Former Jasper Johns assistant James Meyer, 52, has pleaded guilty to stealing the artist’s paintings from Johns’s Connecticut studio and selling them for a $3.4 million profit, reports Bloomberg News.
Meyer, who worked for Johns for more than 25 years, had been charged with a single count of transporting stolen property for stealing 22 of the artist’s works between September 2006 and February 2012. He sold the works to an unidentified gallery, claiming Johns had given him the canvases as gifts. The gallery went on to sell the paintings, which were actually unfinished pieces Johns had not authorized for sale, for $6.5 million.
In order to cover his tracks, Meyer gave each work a fake inventory number, and doctored up ledger pages from the artist’s studio, giving photos of the falsified documents to the gallery as evidence that the paintings came from the artist’s studio and had been gifted to Meyer. Those photos were then emailed to prospective buyers by the gallery. As a condition of the sales, Meyer required the artworks not to be publicly exhibited or resold for at least eight years.

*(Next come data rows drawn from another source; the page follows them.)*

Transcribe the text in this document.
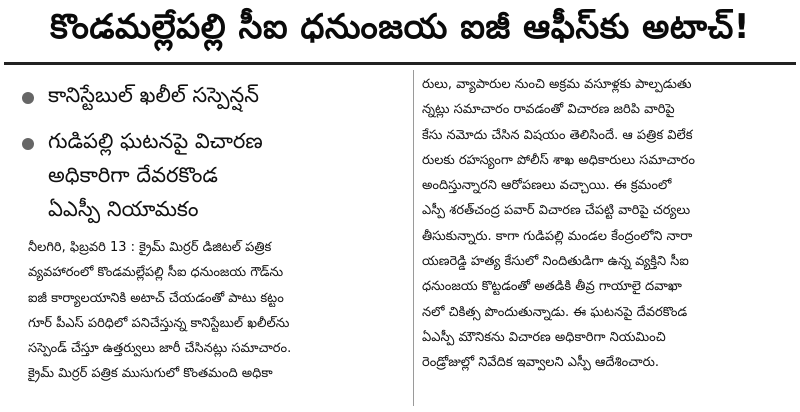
కొండమల్లేపల్లి సీఐ ధనుంజయ ఐజీ ఆఫీస్‌కు అటాచ్!
కానిస్టేబుల్ ఖలీల్ సస్పెన్షన్
గుడిపల్లి ఘటనపై విచారణ
అధికారిగా దేవరకొండ
ఏఎస్పీ నియామకం
నీలగిరి, ఫిబ్రవరి 13 : క్రైమ్ మిర్రర్ డిజిటల్ పత్రిక
వ్యవహారంలో కొండమల్లేపల్లి సీఐ ధనుంజయ గౌడ్‌ను
ఐజీ కార్యాలయానికి అటాచ్ చేయడంతో పాటు కట్టం
గూర్ పీఎస్ పరిధిలో పనిచేస్తున్న కానిస్టేబుల్ ఖలీల్‌ను
సస్పెండ్ చేస్తూ ఉత్తర్వులు జారీ చేసినట్లు సమాచారం.
క్రైమ్ మిర్రర్ పత్రిక ముసుగులో కొంతమంది అధికా
రులు, వ్యాపారుల నుంచి అక్రమ వసూళ్లకు పాల్పడుతు
న్నట్లు సమాచారం రావడంతో విచారణ జరిపి వారిపై
కేసు నమోదు చేసిన విషయం తెలిసిందే. ఆ పత్రిక విలేక
రులకు రహస్యంగా పోలీస్ శాఖ అధికారులు సమాచారం
అందిస్తున్నారని ఆరోపణలు వచ్చాయి. ఈ క్రమంలో
ఎస్పీ శరత్‌చంద్ర పవార్ విచారణ చేపట్టి వారిపై చర్యలు
తీసుకున్నారు. కాగా గుడిపల్లి మండల కేంద్రంలోని నారా
యణరెడ్డి హత్య కేసులో నిందితుడిగా ఉన్న వ్యక్తిని సీఐ
ధనుంజయ కొట్టడంతో అతడికి తీవ్ర గాయాలై దవాఖా
నలో చికిత్స పొందుతున్నాడు. ఈ ఘటనపై దేవరకొండ
ఏఎస్పీ మౌనికను విచారణ అధికారిగా నియమించి
రెండ్రోజుల్లో నివేదిక ఇవ్వాలని ఎస్పీ ఆదేశించారు.
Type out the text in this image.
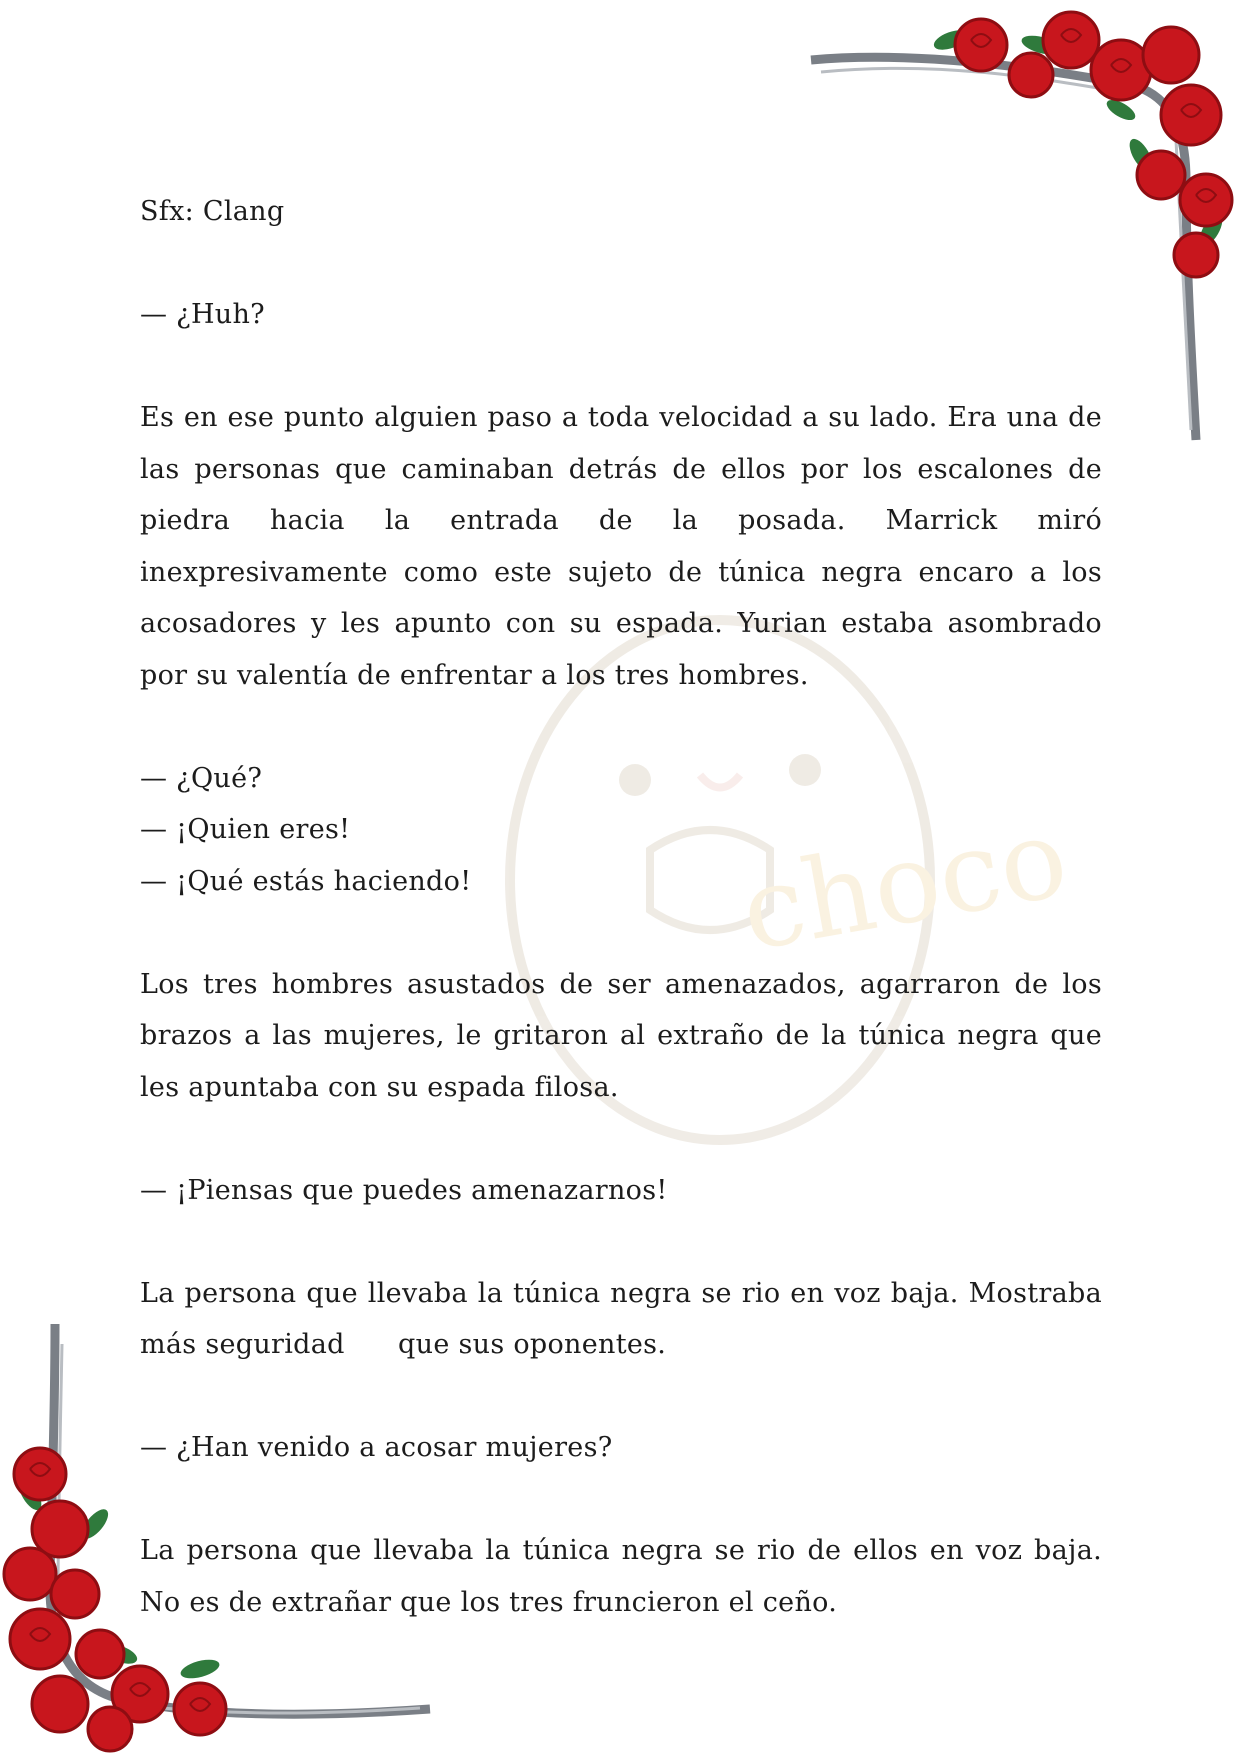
choco

Sfx: Clang

— ¿Huh?

Es en ese punto alguien paso a toda velocidad a su lado. Era una de las personas que caminaban detrás de ellos por los escalones de piedra hacia la entrada de la posada. Marrick miró inexpresivamente como este sujeto de túnica negra encaro a los acosadores y les apunto con su espada. Yurian estaba asombrado por su valentía de enfrentar a los tres hombres.

— ¿Qué?

— ¡Quien eres!

— ¡Qué estás haciendo!

Los tres hombres asustados de ser amenazados, agarraron de los brazos a las mujeres, le gritaron al extraño de la túnica negra que les apuntaba con su espada filosa.

— ¡Piensas que puedes amenazarnos!

La persona que llevaba la túnica negra se rio en voz baja. Mostraba más seguridad      que sus oponentes.

— ¿Han venido a acosar mujeres?

La persona que llevaba la túnica negra se rio de ellos en voz baja. No es de extrañar que los tres fruncieron el ceño.
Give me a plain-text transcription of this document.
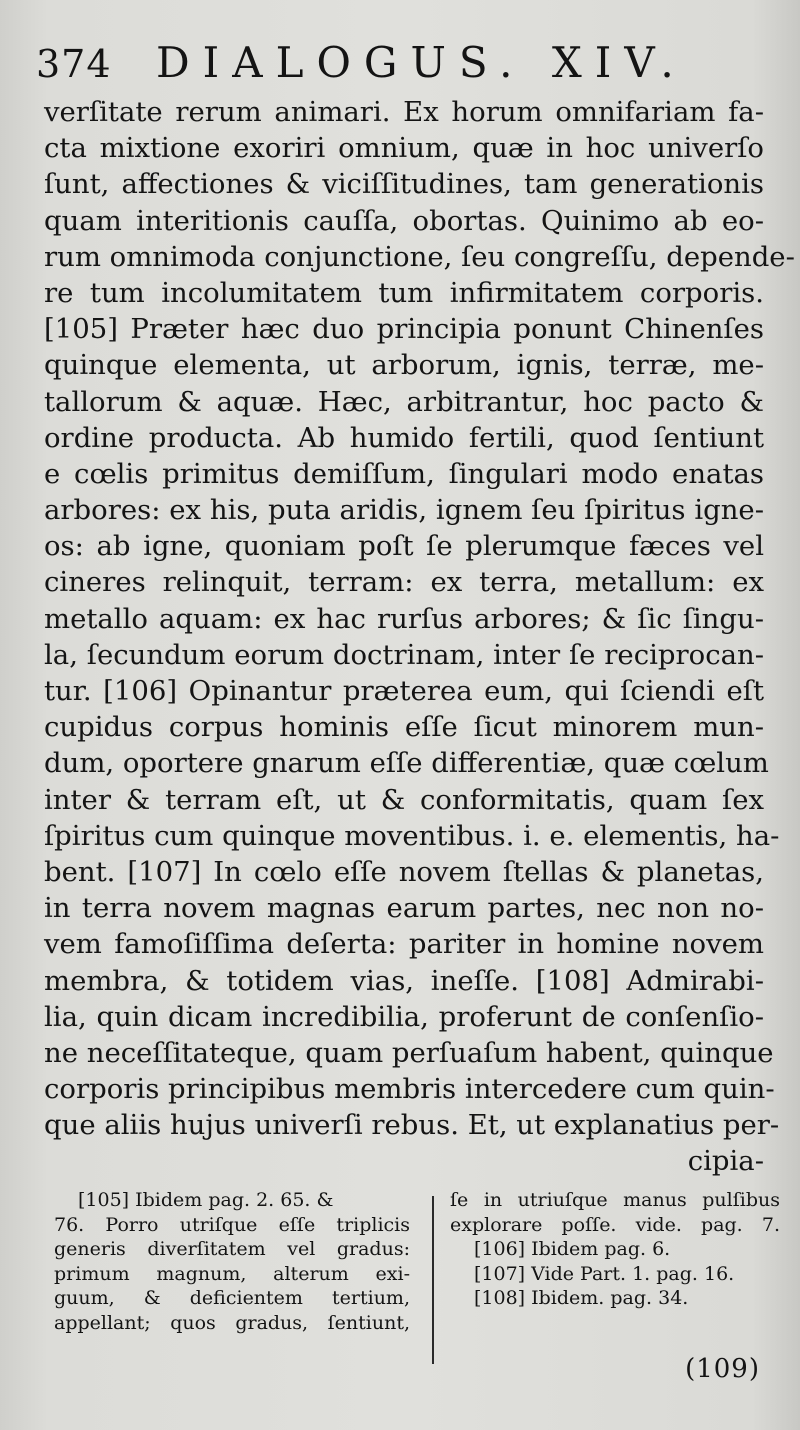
374 DIALOGUS. XIV.
verſitate rerum animari. Ex horum omnifariam fa-
cta mixtione exoriri omnium, quæ in hoc univerſo
ſunt, affectiones & viciſſitudines, tam generationis
quam interitionis cauſſa, obortas. Quinimo ab eo-
rum omnimoda conjunctione, ſeu congreſſu, depende-
re tum incolumitatem tum infirmitatem corporis.
[105] Præter hæc duo principia ponunt Chinenſes
quinque elementa, ut arborum, ignis, terræ, me-
tallorum & aquæ. Hæc, arbitrantur, hoc pacto &
ordine producta. Ab humido fertili, quod ſentiunt
e cœlis primitus demiſſum, ſingulari modo enatas
arbores: ex his, puta aridis, ignem ſeu ſpiritus igne-
os: ab igne, quoniam poſt ſe plerumque fæces vel
cineres relinquit, terram: ex terra, metallum: ex
metallo aquam: ex hac rurſus arbores; & ſic ſingu-
la, ſecundum eorum doctrinam, inter ſe reciprocan-
tur. [106] Opinantur præterea eum, qui ſciendi eſt
cupidus corpus hominis eſſe ſicut minorem mun-
dum, oportere gnarum eſſe differentiæ, quæ cœlum
inter & terram eſt, ut & conformitatis, quam ſex
ſpiritus cum quinque moventibus. i. e. elementis, ha-
bent. [107] In cœlo eſſe novem ſtellas & planetas,
in terra novem magnas earum partes, nec non no-
vem famoſiſſima deſerta: pariter in homine novem
membra, & totidem vias, ineſſe. [108] Admirabi-
lia, quin dicam incredibilia, proferunt de conſenſio-
ne neceſſitateque, quam perſuaſum habent, quinque
corporis principibus membris intercedere cum quin-
que aliis hujus univerſi rebus. Et, ut explanatius per-
cipia-
[105] Ibidem pag. 2. 65. &
76. Porro utriſque eſſe triplicis
generis diverſitatem vel gradus:
primum magnum, alterum exi-
guum, & deficientem tertium,
appellant; quos gradus, ſentiunt,
ſe in utriuſque manus pulſibus
explorare poſſe. vide. pag. 7.
[106] Ibidem pag. 6.
[107] Vide Part. 1. pag. 16.
[108] Ibidem. pag. 34.
(109)
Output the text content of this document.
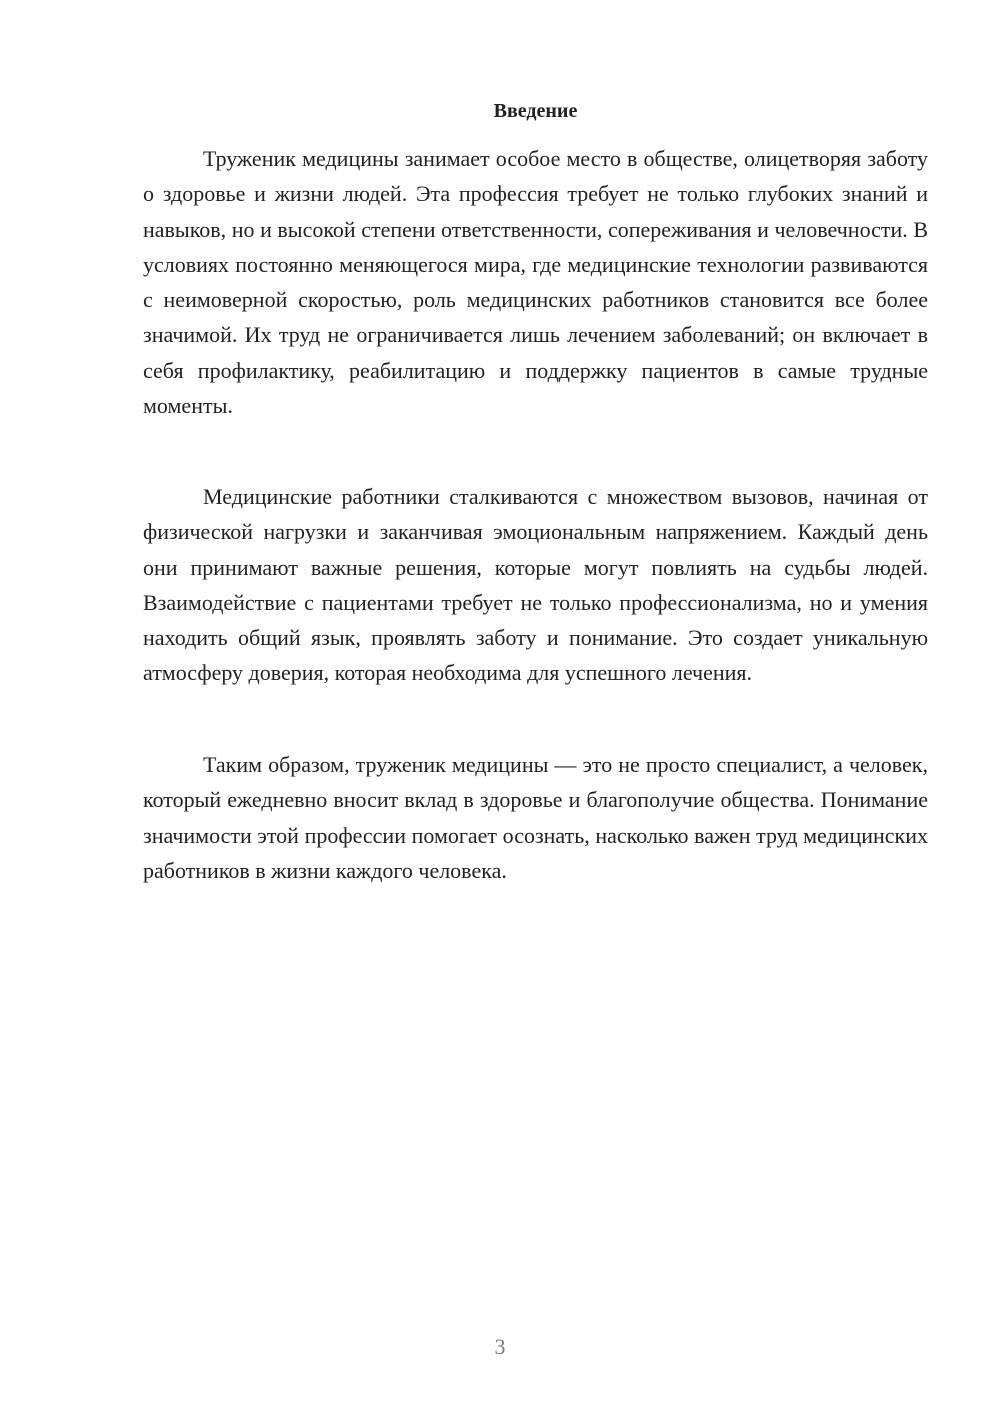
Введение

Труженик медицины занимает особое место в обществе, олицетворяя заботу о здоровье и жизни людей. Эта профессия требует не только глубоких знаний и навыков, но и высокой степени ответственности, сопереживания и человечности. В условиях постоянно меняющегося мира, где медицинские технологии развиваются с неимоверной скоростью, роль медицинских работников становится все более значимой. Их труд не ограничивается лишь лечением заболеваний; он включает в себя профилактику, реабилитацию и поддержку пациентов в самые трудные моменты.

Медицинские работники сталкиваются с множеством вызовов, начиная от физической нагрузки и заканчивая эмоциональным напряжением. Каждый день они принимают важные решения, которые могут повлиять на судьбы людей. Взаимодействие с пациентами требует не только профессионализма, но и умения находить общий язык, проявлять заботу и понимание. Это создает уникальную атмосферу доверия, которая необходима для успешного лечения.

Таким образом, труженик медицины — это не просто специалист, а человек, который ежедневно вносит вклад в здоровье и благополучие общества. Понимание значимости этой профессии помогает осознать, насколько важен труд медицинских работников в жизни каждого человека.

3
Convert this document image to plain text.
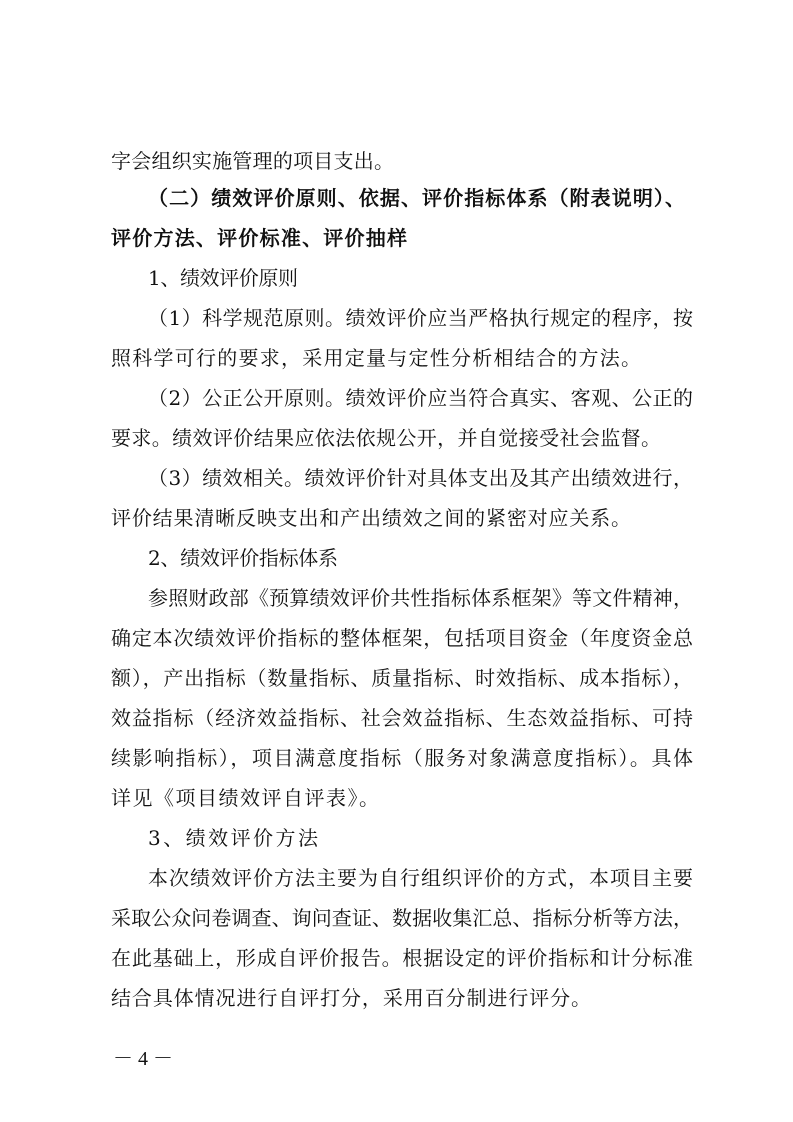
字会组织实施管理的项目支出。
（二）绩效评价原则、依据、评价指标体系（附表说明）、
评价方法、评价标准、评价抽样
1、绩效评价原则
（1）科学规范原则。绩效评价应当严格执行规定的程序，按
照科学可行的要求，采用定量与定性分析相结合的方法。
（2）公正公开原则。绩效评价应当符合真实、客观、公正的
要求。绩效评价结果应依法依规公开，并自觉接受社会监督。
（3）绩效相关。绩效评价针对具体支出及其产出绩效进行，
评价结果清晰反映支出和产出绩效之间的紧密对应关系。
2、绩效评价指标体系
参照财政部《预算绩效评价共性指标体系框架》等文件精神，
确定本次绩效评价指标的整体框架，包括项目资金（年度资金总
额），产出指标（数量指标、质量指标、时效指标、成本指标），
效益指标（经济效益指标、社会效益指标、生态效益指标、可持
续影响指标），项目满意度指标（服务对象满意度指标）。具体
详见《项目绩效评自评表》。
3、绩效评价方法
本次绩效评价方法主要为自行组织评价的方式，本项目主要
采取公众问卷调查、询问查证、数据收集汇总、指标分析等方法，
在此基础上，形成自评价报告。根据设定的评价指标和计分标准
结合具体情况进行自评打分，采用百分制进行评分。
－ 4 －
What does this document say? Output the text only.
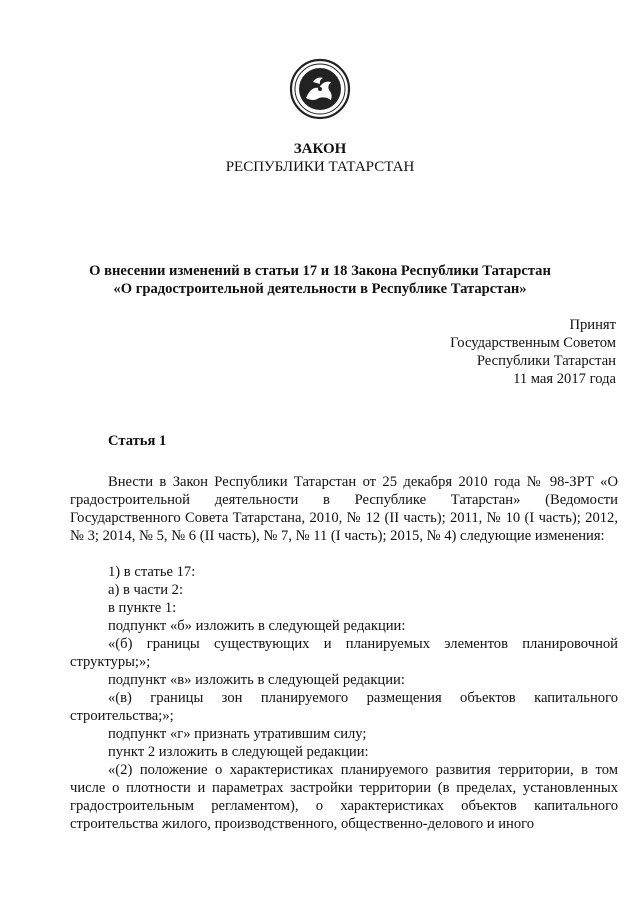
ЗАКОН
РЕСПУБЛИКИ ТАТАРСТАН
О внесении изменений в статьи 17 и 18 Закона Республики Татарстан
«О градостроительной деятельности в Республике Татарстан»
Принят
Государственным Советом
Республики Татарстан
11 мая 2017 года
Статья 1

Внести в Закон Республики Татарстан от 25 декабря 2010 года № 98-ЗРТ «О градостроительной деятельности в Республике Татарстан» (Ведомости Государственного Совета Татарстана, 2010, № 12 (II часть); 2011, № 10 (I часть); 2012, № 3; 2014, № 5, № 6 (II часть), № 7, № 11 (I часть); 2015, № 4) следующие изменения:

1) в статье 17:

а) в части 2:

в пункте 1:

подпункт «б» изложить в следующей редакции:

«(б) границы существующих и планируемых элементов планировочной структуры;»;

подпункт «в» изложить в следующей редакции:

«(в) границы зон планируемого размещения объектов капитального строительства;»;

подпункт «г» признать утратившим силу;

пункт 2 изложить в следующей редакции:

«(2) положение о характеристиках планируемого развития территории, в том числе о плотности и параметрах застройки территории (в пределах, установленных градостроительным регламентом), о характеристиках объектов капитального строительства жилого, производственного, общественно-делового и иного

“James Meyer made millions by stealing and selling the valuable artworks that he was entrusted with maintaining,” said Preet Bharara, a Manhattan attorney, in a statement. “With his guilty plea today, Meyer will now have to pay for that decision.”
The case appeared in Manhattan federal court before US District Judge Paul J. Oetken, and Meyer could have faced up to 10 years in jail. He has accepted a plea deal, and has agreed to non-binding federal sentencing guidelines that call for up to three years and 10 months in prison. Currently, Meyer is free on bail as he awaits his December 10 sentencing date. He has also agreed to forfeit more than $3.9 million, according to Courthouse News.
Another fraud case involving Johns and the operator of a foundry where he had sculptures made, Brian Ramnarine, also ended with a guilty plea. Ramnarine will be sentenced in September, according to the Guardian.